NOEL, O POETA DA VILA
Ricardo Van Steen, Brasil, 2007

Seria simples justificar o interesse por Noel, o Poeta da Vila atribuindo ao filme a qualidade de nos relembrar de modo afetivo as canções do compositor, e de fato o filme depende em grande medida das criações de Noel Rosa. Mas há algo além: o que o filme tem de mais interessante, mais do que as canções, é o modo que encontra para trazê-las. Noel, o Poeta da Vila lida com personagens que hoje ícones da canção popular brasileira – e trabalha isso na chave do despojamento, do encanto prazeiroso da simples encenação. O filme parece menos preocupado em dar consistência psicológica aos personagens do que permitir que eles simplesmente se imponham no ambiente.

Nesse sentido, é especialmente feliz aqui a relação entre os ícones do passado e os músicos do presente. Parece simples, e de fato o é, usar jovens sambistas como Pedro Miranda e Eduardo Galloti, ou mesmo um já não tão jovem como Wilson das Neves, para trazer ao filme a ambiência das rodas de samba da época – e o trunfo do filme é apostar antes na simples construção do ambiente do que na falsa verossimilhança da recriação posada. Assim, pode-se dizer que o filme se orienta mais para criar imagens que reúnam afetivamente numa construção narrativa as canções de Noel do que para elaborar um universo dramático – como se vê no final, a criação da cena que origina o clássico “Último desejo” é mais interessante como uma invenção fabular do que como um clímax dramático.

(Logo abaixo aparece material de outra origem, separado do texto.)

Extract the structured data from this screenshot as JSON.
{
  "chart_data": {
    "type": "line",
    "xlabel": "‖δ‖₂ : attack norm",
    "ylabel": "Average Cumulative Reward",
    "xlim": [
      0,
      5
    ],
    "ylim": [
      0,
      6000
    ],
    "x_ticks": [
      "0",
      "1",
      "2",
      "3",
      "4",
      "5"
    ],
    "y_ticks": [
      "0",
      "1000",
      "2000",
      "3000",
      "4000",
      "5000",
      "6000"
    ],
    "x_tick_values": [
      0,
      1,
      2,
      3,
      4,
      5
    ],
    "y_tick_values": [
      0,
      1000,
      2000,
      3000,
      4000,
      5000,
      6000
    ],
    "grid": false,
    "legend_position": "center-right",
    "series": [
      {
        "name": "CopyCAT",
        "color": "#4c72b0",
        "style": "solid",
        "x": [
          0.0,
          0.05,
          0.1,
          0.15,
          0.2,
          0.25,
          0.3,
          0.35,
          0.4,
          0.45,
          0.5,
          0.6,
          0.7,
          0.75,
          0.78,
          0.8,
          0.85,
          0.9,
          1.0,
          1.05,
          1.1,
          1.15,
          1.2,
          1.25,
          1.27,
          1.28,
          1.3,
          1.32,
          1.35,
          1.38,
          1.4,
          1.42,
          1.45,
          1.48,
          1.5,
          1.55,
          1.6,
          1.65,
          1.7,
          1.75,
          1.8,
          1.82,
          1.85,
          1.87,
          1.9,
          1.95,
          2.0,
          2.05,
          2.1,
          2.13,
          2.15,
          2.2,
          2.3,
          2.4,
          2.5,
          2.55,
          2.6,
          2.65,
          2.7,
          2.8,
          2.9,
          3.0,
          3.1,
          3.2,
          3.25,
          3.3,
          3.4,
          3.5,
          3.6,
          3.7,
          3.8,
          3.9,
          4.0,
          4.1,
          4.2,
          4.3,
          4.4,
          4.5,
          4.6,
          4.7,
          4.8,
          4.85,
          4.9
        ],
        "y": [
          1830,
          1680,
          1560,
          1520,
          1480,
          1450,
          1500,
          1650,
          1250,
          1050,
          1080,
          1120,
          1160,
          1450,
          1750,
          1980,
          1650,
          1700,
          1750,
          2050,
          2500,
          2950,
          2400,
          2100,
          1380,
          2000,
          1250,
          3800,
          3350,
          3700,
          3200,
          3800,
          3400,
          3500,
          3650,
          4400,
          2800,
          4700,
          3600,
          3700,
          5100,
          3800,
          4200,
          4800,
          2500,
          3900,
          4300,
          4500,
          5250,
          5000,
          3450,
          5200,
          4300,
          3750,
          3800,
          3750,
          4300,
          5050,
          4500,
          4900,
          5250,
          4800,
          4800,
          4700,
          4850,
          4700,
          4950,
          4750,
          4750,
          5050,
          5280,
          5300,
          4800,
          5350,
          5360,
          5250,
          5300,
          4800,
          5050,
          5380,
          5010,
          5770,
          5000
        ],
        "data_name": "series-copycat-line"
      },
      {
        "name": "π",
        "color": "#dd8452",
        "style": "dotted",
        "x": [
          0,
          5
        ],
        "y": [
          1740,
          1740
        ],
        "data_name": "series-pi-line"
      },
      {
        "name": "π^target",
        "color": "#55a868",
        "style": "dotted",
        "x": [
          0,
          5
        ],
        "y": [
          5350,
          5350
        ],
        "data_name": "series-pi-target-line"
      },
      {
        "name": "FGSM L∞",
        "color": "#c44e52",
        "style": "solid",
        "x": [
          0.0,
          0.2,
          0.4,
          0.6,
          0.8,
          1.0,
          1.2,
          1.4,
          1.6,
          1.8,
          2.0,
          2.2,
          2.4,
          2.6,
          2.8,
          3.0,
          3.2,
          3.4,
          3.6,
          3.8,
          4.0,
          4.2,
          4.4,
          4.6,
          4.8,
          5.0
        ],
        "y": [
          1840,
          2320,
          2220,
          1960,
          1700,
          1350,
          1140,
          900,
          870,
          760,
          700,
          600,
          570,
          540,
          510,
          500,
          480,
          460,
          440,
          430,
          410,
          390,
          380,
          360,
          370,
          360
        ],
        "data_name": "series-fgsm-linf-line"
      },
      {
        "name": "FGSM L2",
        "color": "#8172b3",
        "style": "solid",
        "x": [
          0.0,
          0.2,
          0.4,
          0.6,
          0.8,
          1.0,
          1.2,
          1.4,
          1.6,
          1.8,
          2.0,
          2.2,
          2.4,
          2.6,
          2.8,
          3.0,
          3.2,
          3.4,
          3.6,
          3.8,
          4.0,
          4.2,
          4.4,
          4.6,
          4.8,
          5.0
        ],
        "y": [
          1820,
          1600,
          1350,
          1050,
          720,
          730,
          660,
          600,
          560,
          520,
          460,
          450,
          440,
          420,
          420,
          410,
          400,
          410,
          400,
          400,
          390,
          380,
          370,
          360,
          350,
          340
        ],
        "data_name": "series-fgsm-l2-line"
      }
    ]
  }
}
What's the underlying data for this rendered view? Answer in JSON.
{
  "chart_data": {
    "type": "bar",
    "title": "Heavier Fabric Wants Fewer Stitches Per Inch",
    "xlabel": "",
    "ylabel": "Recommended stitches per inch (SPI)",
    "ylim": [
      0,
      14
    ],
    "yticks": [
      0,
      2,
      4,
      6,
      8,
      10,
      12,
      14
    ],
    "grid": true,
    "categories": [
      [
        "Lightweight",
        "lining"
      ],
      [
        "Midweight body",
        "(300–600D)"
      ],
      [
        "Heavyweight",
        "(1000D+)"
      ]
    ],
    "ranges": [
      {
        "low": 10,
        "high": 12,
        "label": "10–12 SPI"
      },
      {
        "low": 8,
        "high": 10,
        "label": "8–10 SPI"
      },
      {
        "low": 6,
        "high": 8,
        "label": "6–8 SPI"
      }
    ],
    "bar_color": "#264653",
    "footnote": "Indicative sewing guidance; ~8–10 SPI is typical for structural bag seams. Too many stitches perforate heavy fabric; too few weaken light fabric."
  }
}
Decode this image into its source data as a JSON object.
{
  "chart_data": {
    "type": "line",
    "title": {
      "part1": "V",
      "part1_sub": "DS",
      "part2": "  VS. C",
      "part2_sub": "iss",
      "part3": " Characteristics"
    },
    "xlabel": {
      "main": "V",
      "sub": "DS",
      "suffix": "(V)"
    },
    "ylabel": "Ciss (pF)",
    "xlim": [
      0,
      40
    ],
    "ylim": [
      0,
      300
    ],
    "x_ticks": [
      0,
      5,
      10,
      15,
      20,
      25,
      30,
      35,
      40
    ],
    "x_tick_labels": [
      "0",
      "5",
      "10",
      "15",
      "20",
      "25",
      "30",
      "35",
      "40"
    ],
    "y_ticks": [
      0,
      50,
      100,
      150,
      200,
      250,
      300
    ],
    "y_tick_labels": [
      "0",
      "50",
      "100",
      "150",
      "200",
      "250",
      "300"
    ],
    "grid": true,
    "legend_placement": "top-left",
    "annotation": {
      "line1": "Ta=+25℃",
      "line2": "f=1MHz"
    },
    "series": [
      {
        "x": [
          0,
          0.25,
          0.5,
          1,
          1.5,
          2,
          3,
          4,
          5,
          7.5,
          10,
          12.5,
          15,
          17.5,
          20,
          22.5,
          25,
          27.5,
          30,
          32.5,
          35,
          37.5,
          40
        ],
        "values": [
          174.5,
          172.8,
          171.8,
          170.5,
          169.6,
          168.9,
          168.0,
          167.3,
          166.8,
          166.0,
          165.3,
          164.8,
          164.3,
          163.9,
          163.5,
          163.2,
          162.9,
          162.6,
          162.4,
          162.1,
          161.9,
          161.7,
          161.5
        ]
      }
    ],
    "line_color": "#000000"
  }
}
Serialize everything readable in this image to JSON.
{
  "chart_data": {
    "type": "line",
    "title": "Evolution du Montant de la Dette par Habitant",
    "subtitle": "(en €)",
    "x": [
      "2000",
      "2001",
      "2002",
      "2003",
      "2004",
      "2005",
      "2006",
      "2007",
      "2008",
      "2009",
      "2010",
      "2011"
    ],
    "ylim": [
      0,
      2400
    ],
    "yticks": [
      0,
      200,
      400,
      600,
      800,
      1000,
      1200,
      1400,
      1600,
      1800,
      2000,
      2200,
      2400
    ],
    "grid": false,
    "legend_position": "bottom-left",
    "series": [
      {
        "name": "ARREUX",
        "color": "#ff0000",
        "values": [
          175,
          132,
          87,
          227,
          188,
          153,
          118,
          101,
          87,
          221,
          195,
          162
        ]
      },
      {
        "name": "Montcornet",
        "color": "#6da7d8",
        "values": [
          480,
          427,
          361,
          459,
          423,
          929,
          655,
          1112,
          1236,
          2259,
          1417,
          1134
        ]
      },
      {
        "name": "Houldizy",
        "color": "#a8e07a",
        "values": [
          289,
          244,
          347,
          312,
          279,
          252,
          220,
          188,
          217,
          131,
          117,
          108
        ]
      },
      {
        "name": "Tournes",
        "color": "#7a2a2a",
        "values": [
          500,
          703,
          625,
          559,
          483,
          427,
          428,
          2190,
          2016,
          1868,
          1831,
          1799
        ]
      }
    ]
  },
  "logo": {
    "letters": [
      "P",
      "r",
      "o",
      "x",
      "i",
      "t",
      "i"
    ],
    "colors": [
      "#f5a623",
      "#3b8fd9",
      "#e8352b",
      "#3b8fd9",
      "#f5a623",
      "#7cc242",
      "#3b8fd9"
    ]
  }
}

Todo o filme tem esse tom, e é isso que lhe dá charme – cada canção parece ter a sua própria estória, sem demandar qualquer espécie de verossimilhança dramática para isso. Desse modo, Noel, o Poeta da Vila merece um elogio singular: é um longa-metragem que parece curta. Não apenas porque tem uma graça que parece torná-lo leve, mas principalmente por, ao ser um somatório de canções, ambientes e momentos encontrados de forma afetiva, demonstra uma discreta e deliciosa liberdade no modo de narrar. Noel, o Poeta da Vila é um filme que mostra mais interesse em adentrar ambientes e rever a beleza das criações musicais do que em seguir os tons, andamentos e modulações dramáticas do academicismo típico. Deste modo, em seus melhores momentos guarda a beleza instantânea de uma boa roda de cantoria com pandeiro, cavaquinho e violão.